Speaking of nominations, here are those who were nominated last year but not inducted.
Like many people, I find it extremely difficult to keep my thoughts about this to myself. At least three of those artists deserve to be in more than at least three of the inductees. But, of course, if the RRHoF used reason and logic, people wouldn’t write motherloads of articles and blog posts about them twice a year.
The only artist I would say was really affected by their nomination is the MC5. I would expect all of them would bump up because the public was reminded of these artists and listened to them like, “Oh, yeah, I haven’t listened to LL Cool J in forever” but, in the case of the MC5, I think it’s more like, “Who are the MC5?” and I am just fine with a new generation being exposed to them by any means necessary. Very similar to another highly-influential Detroit band, The Stooges (inducted 2010). I’m still waiting for Ted Nugent to get selected for consideration to be put on the ballot. Once.
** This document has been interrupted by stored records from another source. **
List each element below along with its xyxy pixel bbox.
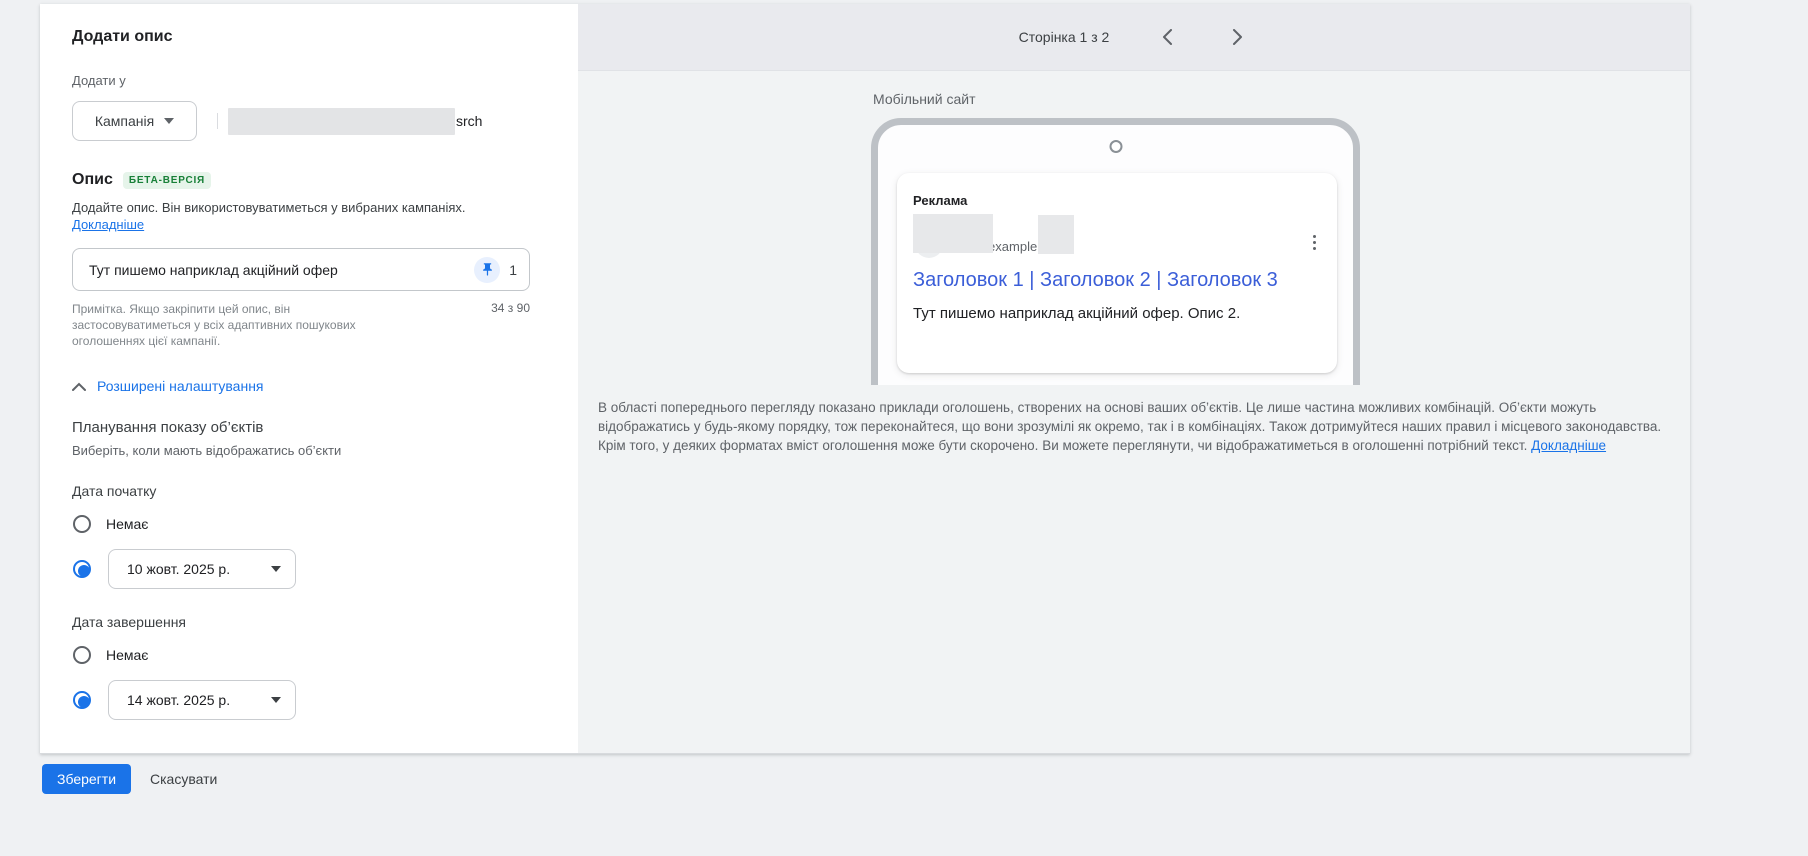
pagination-label: Сторінка 1 з 2 [1019,29,1110,45]
footer-actions: Зберегти Скасувати [42,764,217,794]
end-date-label: Дата завершення [72,614,546,630]
start-date-value-row: 10 жовт. 2025 р. [72,549,546,589]
end-date-value: 14 жовт. 2025 р. [127,692,230,708]
cancel-button[interactable]: Скасувати [150,771,217,787]
help-text-body: Додайте опис. Він використовуватиметься … [72,200,466,215]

Because popularity is relative, you might be thinking the line charts are pretty useless and you’d be right. If I look at each artist individually, however, and change the Y-axis from a 0-to-100 scale to a lowest-to-highest scale, they become (a little) more useful. Sometimes. This begins a series of posts about each inductee that do exactly that with some more useful statistics and data visualizations.
Before we go on, however, here’s something more useful — a graph using each artist’s followers on Spotify.
Day-um! Radiohead has some fans, yo!
That wide range between, for example, The Zombies (who deserve better, by the way) and Radiohead makes for what could be considered a clunky chart.
In other charts, the ratio for popularity (which is, conveniently, on a scale of 0-100) is 1:2. One popularity point gets represented by two pixels so I can fight against the opposite problem of a chart that’s too small. The ratio in the above chart is 5000:1. 5000 followers to one pixel.
Chrome’s dev tools were invaluable in troubleshooting that.
I love how “good” I’m getting at math now that it’s always in a real, practical context. For the labels on top of the columns I first checked to see whether the number was above or below one million.
- If it was above, I divided by one million, used toFixed(1) and added the “M”.